2. Empower the Compliance Function – While this lesson may seem obvious, even companies with significant resources have not taken it to heart. Faint dedication to compliance could have motivated the DOJ and the SEC to stress in their recently released 2020 update to the FCPA Resource Guide that prosecutors will evaluate a compliance program based in part on whether it is properly resourced and empowered.  To be taken seriously by government investigators and prosecutors, a company’s compliance function must be adequately funded and staffed, and must be led by an corporate officer who has both the appropriate level of seniority within the organization and the right type of experience to be able to interact effectively with the rest of the C-suite and the board of directors.  The compliance function must also operate with a reasonable degree of independence, with a clear reporting line to an independent compliance committee or subcommittee of the board.

3. Tone (and substance) From The Top On Down – Many companies do a pretty good job of having a textbook compliance program on paper and appear, as a result, to have an effective system of control functions in place. This paper program is often accompanied by periodic statements from senior executives about the importance of ethics and compliance within the organization.  Too often, however, this is more of a marketing effort than an accurate depiction of the actual compliance reality.  While it is important that the tone at the top reflects an appropriate emphasis on compliance, it is even more important that the actual day-to-day compliance work, throughout the ranks of the company, be real, robust, and supported in meaningful way at every level of the corporate org chart.

4. Individual Liability is Possible – Corporate executives and middle-managers should never assume that the worst-case-scenario outcome from a foreign corruption investigation is that the company might pay a big fine. The reality is that individual corporate actors can be, and often are, also charged criminally.  Indeed, in the Goldman investigation, the firm’s former Southeast Asia chairman was charged and pled guilty to conspiring to launder money and to violate the FCPA.  Corporate employees must remember that the 2015 Yates Memo reminds DOJ prosecutors that “[o]ne of the most effective ways to combat corporate misconduct is by seeking accountability from the individuals who perpetrated the wrongdoing.”

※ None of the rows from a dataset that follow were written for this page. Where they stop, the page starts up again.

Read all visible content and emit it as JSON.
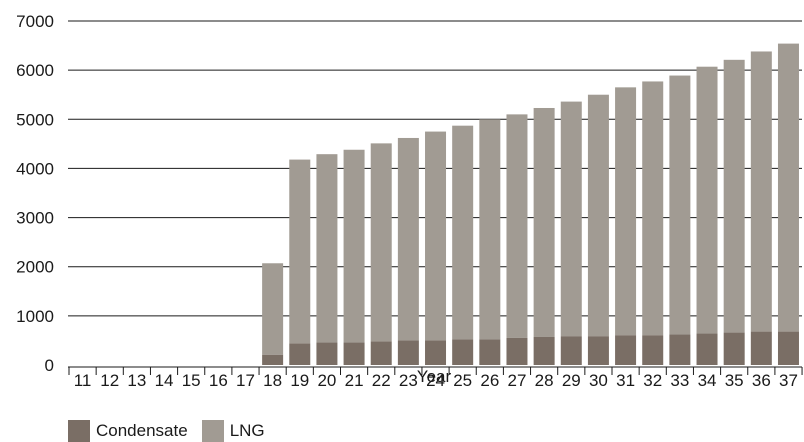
{
  "chart_data": {
    "type": "bar",
    "stacked": true,
    "title": "",
    "xlabel": "Year",
    "ylabel": "",
    "ylim": [
      0,
      7000
    ],
    "yticks": [
      0,
      1000,
      2000,
      3000,
      4000,
      5000,
      6000,
      7000
    ],
    "grid": true,
    "legend_placement": "bottom-left",
    "categories": [
      "11",
      "12",
      "13",
      "14",
      "15",
      "16",
      "17",
      "18",
      "19",
      "20",
      "21",
      "22",
      "23",
      "24",
      "25",
      "26",
      "27",
      "28",
      "29",
      "30",
      "31",
      "32",
      "33",
      "34",
      "35",
      "36",
      "37"
    ],
    "series": [
      {
        "name": "Condensate",
        "color": "#7a6e65",
        "values": [
          0,
          0,
          0,
          0,
          0,
          0,
          0,
          210,
          440,
          460,
          460,
          480,
          500,
          500,
          520,
          520,
          550,
          570,
          580,
          580,
          600,
          600,
          620,
          640,
          660,
          680,
          680
        ]
      },
      {
        "name": "LNG",
        "color": "#a19b93",
        "values": [
          0,
          0,
          0,
          0,
          0,
          0,
          0,
          1860,
          3740,
          3830,
          3920,
          4030,
          4120,
          4250,
          4350,
          4480,
          4550,
          4660,
          4780,
          4920,
          5050,
          5170,
          5270,
          5430,
          5550,
          5700,
          5860
        ]
      }
    ]
  }
}
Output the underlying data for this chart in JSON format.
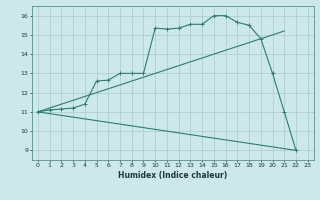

5. Expect Robust FCPA Enforcement to Continue – Following a record-breaking 2019, 2020 is on pace to be another record year for number of FCPA settlements and total amount of fines paid. DOJ and SEC officials have made it clear that this trend is likely to continue, regardless of the outcome of the upcoming presidential election.  Indeed, we can expect that a Biden Administration is likely to prioritize robust FCPA enforcement, including continued cooperation between domestic and, increasingly, foreign enforcement agencies.  The Goldman investigation, for example, included at least nine different agencies from six different countries.

* * *

While effective compliance, particularly within a large, multi-national business organization, is not easy, this investigation and resolution is a reminder that companies need to ensure that their corporate compliance programs are not only present on paper, but are alive, active, and functioning within every aspect of the business, every day, and in every place, no matter how remote or foreign, the company does business.  When red flags are identified, the first part of the compliance function is working.  But it’s the second part, i.e. taking appropriate action in response to these red flags, even if it means passing on a potentially lucrative opportunity, that is the even more important part of the compliance process.